Estética Varlux de Cinema

*originalmente publicado no Cine Marcado como parte integrante da cobertura do Olhar de Cinema – Festival Internacional de Curitiba de 2015

O Festival Varilux é um sucesso, sabemos, e isso é um dado muito interessante: tanto do público do “filme de arte”, que corresponde quase que imediatamente ao chamado para prestigiar o “cinema francês de qualidade”, quanto dos agentes culturais (incluamos aí a imprensa), que embarca na onda de dar publicidade para um conjunto de filmes que é, no geral, mediano e medíocre, comportado, ousado até a página dois, certinho e corretinho, com grandes atrizes (da linhagem de Catherine Deneuve, Isabelle Huppert, Charlotte Rampling).
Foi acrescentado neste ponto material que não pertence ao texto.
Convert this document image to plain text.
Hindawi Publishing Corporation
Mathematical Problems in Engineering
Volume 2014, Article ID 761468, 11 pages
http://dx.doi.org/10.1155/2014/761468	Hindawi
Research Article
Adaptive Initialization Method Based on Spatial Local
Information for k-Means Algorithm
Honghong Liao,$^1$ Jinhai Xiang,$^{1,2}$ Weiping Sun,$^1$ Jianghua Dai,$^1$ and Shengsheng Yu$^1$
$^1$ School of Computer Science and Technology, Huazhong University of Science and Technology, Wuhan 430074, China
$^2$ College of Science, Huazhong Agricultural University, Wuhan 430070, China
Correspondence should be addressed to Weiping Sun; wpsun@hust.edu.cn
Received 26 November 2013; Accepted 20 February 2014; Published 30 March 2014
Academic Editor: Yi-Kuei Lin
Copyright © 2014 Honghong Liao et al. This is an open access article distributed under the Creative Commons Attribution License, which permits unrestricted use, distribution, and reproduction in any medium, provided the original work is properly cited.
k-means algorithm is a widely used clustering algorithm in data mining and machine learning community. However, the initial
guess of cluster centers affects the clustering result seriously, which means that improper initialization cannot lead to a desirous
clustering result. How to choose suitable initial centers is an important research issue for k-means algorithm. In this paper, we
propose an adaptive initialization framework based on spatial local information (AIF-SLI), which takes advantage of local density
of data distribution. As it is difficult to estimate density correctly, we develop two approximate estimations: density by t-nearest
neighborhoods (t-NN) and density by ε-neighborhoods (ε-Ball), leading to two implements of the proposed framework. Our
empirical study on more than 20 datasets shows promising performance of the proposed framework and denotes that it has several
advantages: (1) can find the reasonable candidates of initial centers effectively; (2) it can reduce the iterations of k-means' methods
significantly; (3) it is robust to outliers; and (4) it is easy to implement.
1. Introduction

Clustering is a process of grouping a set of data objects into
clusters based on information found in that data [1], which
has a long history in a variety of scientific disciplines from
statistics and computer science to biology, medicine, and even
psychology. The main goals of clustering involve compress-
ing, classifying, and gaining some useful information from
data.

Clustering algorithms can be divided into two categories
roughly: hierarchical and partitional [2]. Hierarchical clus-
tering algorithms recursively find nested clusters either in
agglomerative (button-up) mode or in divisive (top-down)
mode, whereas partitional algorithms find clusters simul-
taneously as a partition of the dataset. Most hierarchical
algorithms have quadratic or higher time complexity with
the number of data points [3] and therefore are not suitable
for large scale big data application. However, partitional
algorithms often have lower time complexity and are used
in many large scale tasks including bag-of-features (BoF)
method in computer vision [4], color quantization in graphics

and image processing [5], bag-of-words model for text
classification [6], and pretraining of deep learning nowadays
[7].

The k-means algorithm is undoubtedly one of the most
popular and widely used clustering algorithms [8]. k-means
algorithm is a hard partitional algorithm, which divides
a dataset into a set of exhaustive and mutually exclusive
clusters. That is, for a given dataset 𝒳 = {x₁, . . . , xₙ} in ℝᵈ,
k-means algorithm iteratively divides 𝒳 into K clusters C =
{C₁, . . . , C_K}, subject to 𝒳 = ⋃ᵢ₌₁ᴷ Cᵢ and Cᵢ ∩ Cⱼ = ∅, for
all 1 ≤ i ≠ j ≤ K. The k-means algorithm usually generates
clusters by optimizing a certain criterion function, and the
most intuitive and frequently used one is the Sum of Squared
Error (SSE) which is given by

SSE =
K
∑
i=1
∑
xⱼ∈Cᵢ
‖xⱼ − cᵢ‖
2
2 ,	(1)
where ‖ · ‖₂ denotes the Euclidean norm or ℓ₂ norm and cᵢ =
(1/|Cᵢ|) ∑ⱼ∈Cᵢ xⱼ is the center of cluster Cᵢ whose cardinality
A tradição do cinema francês de qualidade está mais que viva e espalhando boçalidade cinematográfica pelas salas do Reserva Cultural em São Paulo e do Cine Rosa e Silva no Recife.

Mas por que falar do Varilux numa cobertura dedicada ao Olhar de Cinema? Para melhor situar dois filmes de diretores franceses vistos aqui em Curitiba: Mercuriales e Reality, ambos na mostra competitiva. Dois longas que dão alguma esperança de que há alguma coisa no cinema francês contemporâneo que seja menos idiota do que os filmes de Claude Miller e Emmanuelle Bercot.

Mercuriales é um filme de intenso mal estar e que me interessa logo de cara pelo seu desejo de falar sobre uma França não branca. Não chega a ser negra-árabe-africana como em Rengaine (2012), mas transita pelos espaços suburbanos, onde a cor e a cara das pessoas não é como a daquelas dos filmes de Chistophe Honoré – uma das protagonistas veio da Moldávia, e quantos filmes com pessoas de lá já assistimos? O longa de Virgil Vernier flerta aqui ou ali com uma pegada moderninha-descolada (o jogo visual de objetos luminosos, os diálogos dos deslocados que se encontram), mas felizmente é só um flerte.

Filme de juventude e sobre as (im)possibilidades de agir no e sobre o presente. Paira um ar pesado, uma violência invisível que só se torna perceptível aqui e ali, nas entrelinhas desse desconforto. Em certo momento, o prédio onde uma das garotas morava é destruído por uma escavadora que mais se parece uma encarnação de Godzilla.

O Godzilla destruiu o edifício, levantando uma poeira que borra todo o horizonte, que não nos deixa ver mais que a dois metros de distância. Síntese de todo o incômodo do filme: que tipo de ação o presente demanda? Como ser politicamente efetivo quando não se consegue enxergar os contornos?

Um dia após a sessão não consegui definir, porém, como esse mal estar bateu em mim: se por uma verve crítica que diagnostica o mal estar sem adormecer ou, pelo contrário, se o desconforto é, na verdade, um jeito bastante astuto de se manter anestesiado.

Sobre Reality sabia pouco até ouvir de amigos que Quentin Dupieux já tinha feito um filme tipo hit de turminha de iniciados em cinefilia de gênero chamado Rubber. Pois bem, seu novo filme é uma bobagem – fala-se de um cinegrafista que quer fazer um filme de horror com enredo óbvio, mas que se vê soterrado em uma das diversas camadas de seu pesadelo. Uma bobagem, porém, que caiu como uma luva na sequência de filmes aqui do festival. E mais: uma bobagem que me interessa muito mais do que cinema de bom gosto que se diz sério, respeitável e relevante, mas que jamais sai da zona de conforto.

Guardo simpatias pelo nonsense metalinguístico de Dupieux, piadista com a confecção de “gênios” no cinema, tomando uma outra via em vez dos caminhos de sempre da estética varilux do cinema francês. Não tem o mesmo volume que Símbolo (Shinboru, 2009), de Hitoshi Matsumoto, mas me proporcionou boas risadas no meio de uma maratona de festival.